Namun, seperti yang ditunjukkan oleh data di atas, jauh dari menghalangi investor untuk memiliki beberapa tim, lebih banyak yang berusaha untuk meniru 'model Red Bull.'

Pada tahun 2023 ada lebih banyak potensi konflik daripada sebelumnya, karena lindung nilai multi-klub telah dipopulerkan.

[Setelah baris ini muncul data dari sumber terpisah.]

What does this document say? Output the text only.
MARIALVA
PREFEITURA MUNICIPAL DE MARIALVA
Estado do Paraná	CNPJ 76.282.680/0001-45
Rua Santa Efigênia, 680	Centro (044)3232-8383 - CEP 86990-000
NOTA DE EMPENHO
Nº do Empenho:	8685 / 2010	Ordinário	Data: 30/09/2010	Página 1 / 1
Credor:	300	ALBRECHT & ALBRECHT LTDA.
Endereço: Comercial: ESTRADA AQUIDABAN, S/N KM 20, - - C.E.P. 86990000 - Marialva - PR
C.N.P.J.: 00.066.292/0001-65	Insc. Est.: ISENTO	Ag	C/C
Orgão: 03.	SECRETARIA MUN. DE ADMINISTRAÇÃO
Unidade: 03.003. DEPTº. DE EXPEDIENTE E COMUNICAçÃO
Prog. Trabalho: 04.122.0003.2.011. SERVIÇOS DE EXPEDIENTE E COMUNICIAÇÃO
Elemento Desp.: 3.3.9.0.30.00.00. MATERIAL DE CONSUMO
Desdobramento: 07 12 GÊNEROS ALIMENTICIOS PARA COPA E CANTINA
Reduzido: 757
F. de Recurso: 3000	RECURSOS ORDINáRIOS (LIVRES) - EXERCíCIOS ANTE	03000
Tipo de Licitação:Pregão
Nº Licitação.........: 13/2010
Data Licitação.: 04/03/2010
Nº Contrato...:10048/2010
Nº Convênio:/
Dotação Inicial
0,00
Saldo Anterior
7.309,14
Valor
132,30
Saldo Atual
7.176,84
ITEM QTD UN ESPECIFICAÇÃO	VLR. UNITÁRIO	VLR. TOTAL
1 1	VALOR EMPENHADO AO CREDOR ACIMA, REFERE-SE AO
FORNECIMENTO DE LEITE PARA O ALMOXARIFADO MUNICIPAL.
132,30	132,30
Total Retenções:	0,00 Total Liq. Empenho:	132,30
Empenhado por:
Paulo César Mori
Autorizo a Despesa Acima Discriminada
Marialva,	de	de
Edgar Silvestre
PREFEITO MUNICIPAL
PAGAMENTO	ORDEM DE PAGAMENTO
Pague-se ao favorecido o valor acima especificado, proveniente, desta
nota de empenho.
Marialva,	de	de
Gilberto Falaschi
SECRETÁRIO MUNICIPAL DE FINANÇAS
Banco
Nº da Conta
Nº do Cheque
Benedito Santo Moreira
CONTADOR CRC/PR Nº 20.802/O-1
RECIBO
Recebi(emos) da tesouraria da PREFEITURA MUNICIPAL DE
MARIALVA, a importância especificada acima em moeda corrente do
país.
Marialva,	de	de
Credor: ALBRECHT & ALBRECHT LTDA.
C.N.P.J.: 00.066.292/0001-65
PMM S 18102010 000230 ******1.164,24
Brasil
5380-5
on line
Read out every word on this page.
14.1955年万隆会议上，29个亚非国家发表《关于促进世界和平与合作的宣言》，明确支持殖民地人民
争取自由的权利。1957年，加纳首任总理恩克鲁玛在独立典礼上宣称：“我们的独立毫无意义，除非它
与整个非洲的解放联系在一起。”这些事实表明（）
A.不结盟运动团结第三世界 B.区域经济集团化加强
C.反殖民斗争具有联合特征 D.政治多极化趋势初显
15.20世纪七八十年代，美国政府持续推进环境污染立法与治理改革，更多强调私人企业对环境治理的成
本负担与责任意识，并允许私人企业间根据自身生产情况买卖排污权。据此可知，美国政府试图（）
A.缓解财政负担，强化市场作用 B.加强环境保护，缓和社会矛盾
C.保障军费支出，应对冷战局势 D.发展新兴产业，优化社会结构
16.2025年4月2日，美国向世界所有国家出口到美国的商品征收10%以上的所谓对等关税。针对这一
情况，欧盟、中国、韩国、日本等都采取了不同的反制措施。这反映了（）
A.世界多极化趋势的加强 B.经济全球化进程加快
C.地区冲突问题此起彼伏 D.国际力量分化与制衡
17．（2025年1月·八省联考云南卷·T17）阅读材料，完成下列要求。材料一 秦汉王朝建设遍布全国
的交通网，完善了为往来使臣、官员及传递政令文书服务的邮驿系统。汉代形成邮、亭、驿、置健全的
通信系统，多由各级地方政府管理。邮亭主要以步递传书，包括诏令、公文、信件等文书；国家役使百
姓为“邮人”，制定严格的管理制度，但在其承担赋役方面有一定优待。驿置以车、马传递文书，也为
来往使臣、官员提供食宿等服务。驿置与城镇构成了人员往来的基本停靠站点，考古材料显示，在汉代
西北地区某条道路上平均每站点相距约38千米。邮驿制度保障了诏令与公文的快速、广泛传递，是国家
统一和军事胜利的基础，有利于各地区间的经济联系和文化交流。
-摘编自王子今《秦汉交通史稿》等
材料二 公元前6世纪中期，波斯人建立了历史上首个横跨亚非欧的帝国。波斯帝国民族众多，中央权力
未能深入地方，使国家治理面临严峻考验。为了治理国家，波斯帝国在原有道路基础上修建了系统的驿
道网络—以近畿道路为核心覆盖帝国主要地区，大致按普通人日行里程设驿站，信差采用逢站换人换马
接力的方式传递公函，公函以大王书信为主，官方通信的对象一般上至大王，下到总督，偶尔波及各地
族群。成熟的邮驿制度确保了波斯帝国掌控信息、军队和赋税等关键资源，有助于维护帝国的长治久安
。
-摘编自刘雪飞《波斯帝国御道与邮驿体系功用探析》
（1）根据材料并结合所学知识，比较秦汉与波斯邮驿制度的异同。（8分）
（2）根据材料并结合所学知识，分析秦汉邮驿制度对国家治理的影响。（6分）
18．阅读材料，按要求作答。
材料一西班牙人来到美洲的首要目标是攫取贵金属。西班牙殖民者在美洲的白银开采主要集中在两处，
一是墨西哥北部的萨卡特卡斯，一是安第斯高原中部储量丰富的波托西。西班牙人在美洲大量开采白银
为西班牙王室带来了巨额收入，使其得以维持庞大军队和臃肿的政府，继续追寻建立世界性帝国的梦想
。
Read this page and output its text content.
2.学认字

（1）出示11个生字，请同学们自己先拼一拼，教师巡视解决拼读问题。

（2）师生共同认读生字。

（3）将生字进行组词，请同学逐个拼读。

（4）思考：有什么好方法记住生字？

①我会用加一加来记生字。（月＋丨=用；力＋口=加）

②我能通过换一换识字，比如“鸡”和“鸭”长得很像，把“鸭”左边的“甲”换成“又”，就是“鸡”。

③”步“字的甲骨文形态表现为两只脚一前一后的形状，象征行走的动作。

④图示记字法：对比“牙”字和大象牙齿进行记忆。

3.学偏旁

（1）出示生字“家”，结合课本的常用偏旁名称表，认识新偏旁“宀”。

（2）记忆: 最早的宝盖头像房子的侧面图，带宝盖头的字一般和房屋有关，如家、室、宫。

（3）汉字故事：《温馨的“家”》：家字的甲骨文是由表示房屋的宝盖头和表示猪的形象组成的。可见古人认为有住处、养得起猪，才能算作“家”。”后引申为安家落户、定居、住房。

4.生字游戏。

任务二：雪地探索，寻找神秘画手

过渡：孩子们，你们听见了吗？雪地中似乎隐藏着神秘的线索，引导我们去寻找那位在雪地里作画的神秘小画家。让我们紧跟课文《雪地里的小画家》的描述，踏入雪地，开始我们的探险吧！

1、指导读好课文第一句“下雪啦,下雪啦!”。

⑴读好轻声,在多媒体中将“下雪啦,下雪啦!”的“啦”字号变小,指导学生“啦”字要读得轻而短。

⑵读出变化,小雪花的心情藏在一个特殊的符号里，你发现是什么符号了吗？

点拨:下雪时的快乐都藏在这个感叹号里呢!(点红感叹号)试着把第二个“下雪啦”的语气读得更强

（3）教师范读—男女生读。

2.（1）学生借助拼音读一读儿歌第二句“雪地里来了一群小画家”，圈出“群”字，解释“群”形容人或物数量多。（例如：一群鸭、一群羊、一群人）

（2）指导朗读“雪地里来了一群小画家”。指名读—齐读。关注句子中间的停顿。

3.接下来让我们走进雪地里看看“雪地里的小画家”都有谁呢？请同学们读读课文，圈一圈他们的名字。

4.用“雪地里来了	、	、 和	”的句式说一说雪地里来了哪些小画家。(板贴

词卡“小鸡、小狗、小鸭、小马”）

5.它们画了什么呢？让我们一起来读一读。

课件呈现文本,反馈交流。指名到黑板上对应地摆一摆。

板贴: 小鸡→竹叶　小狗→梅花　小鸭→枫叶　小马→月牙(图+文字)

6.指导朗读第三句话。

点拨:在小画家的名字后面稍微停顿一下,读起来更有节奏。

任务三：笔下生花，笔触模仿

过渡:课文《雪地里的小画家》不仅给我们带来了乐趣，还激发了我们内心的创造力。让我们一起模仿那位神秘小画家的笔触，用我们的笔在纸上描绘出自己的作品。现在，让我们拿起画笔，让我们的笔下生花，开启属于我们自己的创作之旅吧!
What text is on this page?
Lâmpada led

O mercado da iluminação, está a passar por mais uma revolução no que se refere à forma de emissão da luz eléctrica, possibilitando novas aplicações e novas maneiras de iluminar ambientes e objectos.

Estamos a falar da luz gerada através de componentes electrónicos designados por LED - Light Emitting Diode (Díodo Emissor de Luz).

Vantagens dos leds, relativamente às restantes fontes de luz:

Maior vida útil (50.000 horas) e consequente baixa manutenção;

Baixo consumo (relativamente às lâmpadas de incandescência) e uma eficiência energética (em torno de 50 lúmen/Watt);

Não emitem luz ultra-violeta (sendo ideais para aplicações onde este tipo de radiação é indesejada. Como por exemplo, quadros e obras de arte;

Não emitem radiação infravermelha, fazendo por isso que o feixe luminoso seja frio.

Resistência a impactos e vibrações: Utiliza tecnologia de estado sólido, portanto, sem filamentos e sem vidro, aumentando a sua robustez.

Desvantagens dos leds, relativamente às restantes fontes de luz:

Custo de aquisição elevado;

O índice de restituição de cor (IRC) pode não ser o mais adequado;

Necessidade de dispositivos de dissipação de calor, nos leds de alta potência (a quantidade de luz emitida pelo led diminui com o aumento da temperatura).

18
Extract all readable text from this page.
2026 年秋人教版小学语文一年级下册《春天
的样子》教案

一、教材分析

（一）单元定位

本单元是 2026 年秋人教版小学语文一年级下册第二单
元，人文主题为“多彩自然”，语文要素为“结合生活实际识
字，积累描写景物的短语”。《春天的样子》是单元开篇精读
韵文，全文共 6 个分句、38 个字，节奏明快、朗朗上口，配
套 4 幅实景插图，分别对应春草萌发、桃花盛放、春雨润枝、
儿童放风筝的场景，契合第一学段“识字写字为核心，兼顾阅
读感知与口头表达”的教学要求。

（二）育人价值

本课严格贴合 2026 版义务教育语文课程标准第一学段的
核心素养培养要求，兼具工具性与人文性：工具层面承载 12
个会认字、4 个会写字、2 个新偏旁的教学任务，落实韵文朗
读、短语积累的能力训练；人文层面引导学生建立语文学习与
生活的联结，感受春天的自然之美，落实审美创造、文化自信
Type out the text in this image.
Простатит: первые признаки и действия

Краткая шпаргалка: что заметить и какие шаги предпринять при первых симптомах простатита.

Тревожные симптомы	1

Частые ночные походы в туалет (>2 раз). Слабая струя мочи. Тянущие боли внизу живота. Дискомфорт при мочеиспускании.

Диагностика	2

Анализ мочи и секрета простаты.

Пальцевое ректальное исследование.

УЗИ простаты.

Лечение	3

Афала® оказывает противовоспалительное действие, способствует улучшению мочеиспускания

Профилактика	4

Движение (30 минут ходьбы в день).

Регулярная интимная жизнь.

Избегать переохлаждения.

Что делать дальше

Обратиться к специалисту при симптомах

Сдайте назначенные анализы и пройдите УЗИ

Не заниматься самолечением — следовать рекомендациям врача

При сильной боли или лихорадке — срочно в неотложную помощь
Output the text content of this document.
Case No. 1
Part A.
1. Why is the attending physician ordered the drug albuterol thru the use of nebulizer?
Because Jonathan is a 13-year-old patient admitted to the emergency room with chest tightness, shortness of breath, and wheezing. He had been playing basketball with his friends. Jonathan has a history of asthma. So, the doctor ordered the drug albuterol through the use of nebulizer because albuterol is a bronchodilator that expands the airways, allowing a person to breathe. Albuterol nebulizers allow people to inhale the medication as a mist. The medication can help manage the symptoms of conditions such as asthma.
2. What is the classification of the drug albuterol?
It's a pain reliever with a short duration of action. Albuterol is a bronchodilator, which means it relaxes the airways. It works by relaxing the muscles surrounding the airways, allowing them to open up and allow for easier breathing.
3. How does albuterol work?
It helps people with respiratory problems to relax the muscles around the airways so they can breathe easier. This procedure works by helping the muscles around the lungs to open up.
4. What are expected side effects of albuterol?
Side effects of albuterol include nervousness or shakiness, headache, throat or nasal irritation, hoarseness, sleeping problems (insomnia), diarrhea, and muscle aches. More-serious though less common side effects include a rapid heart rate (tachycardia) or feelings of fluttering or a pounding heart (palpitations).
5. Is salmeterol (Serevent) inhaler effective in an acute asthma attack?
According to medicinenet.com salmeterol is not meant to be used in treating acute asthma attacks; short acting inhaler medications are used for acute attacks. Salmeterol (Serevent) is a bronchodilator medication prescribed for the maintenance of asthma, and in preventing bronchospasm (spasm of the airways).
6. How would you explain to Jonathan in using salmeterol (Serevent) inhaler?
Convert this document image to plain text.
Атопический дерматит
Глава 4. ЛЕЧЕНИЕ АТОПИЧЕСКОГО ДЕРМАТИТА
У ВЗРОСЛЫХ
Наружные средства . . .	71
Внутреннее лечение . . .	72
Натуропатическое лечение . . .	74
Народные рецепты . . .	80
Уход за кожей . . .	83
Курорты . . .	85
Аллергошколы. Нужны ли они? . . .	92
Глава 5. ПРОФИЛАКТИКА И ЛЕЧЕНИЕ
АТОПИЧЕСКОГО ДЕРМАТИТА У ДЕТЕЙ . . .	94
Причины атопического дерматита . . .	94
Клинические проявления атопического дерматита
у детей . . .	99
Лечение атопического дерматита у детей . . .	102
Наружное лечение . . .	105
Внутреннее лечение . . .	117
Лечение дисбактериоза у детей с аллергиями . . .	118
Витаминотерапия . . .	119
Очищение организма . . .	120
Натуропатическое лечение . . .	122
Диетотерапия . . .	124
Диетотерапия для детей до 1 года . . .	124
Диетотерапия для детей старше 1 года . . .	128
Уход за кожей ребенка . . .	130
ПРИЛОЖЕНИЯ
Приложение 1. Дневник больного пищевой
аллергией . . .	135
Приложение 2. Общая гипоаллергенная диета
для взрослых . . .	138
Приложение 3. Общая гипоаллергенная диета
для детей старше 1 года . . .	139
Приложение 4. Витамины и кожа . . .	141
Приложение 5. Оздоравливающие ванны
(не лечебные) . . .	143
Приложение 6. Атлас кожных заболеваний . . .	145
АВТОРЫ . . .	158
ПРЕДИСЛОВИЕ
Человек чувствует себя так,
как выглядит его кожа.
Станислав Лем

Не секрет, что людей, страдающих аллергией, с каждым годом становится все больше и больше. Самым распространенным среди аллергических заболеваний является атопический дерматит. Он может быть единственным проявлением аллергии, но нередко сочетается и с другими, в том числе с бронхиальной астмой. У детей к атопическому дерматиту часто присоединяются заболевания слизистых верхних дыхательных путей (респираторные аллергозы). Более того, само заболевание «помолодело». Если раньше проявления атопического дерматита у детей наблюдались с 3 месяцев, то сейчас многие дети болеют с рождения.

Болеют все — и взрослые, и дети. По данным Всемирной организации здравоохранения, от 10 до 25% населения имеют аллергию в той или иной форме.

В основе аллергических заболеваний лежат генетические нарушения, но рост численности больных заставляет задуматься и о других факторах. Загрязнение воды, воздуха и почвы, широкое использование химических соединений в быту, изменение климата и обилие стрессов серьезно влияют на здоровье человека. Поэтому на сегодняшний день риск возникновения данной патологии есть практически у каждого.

Pertanyaannya adalah; akankah sepak bola meluncurkan tindakan keras yang efektif untuk menghentikannya?

Larangan ketat yang seharusnya ada di seluruh benua tidak berfungsi dan ancaman sesekali dari intervensi UEFA bukanlah penghalang yang cukup besar untuk menghentikan praktik tersebut.

Tapi Manchester United diakuisisi oleh Ineos mungkin hanya menjadi titik kritis.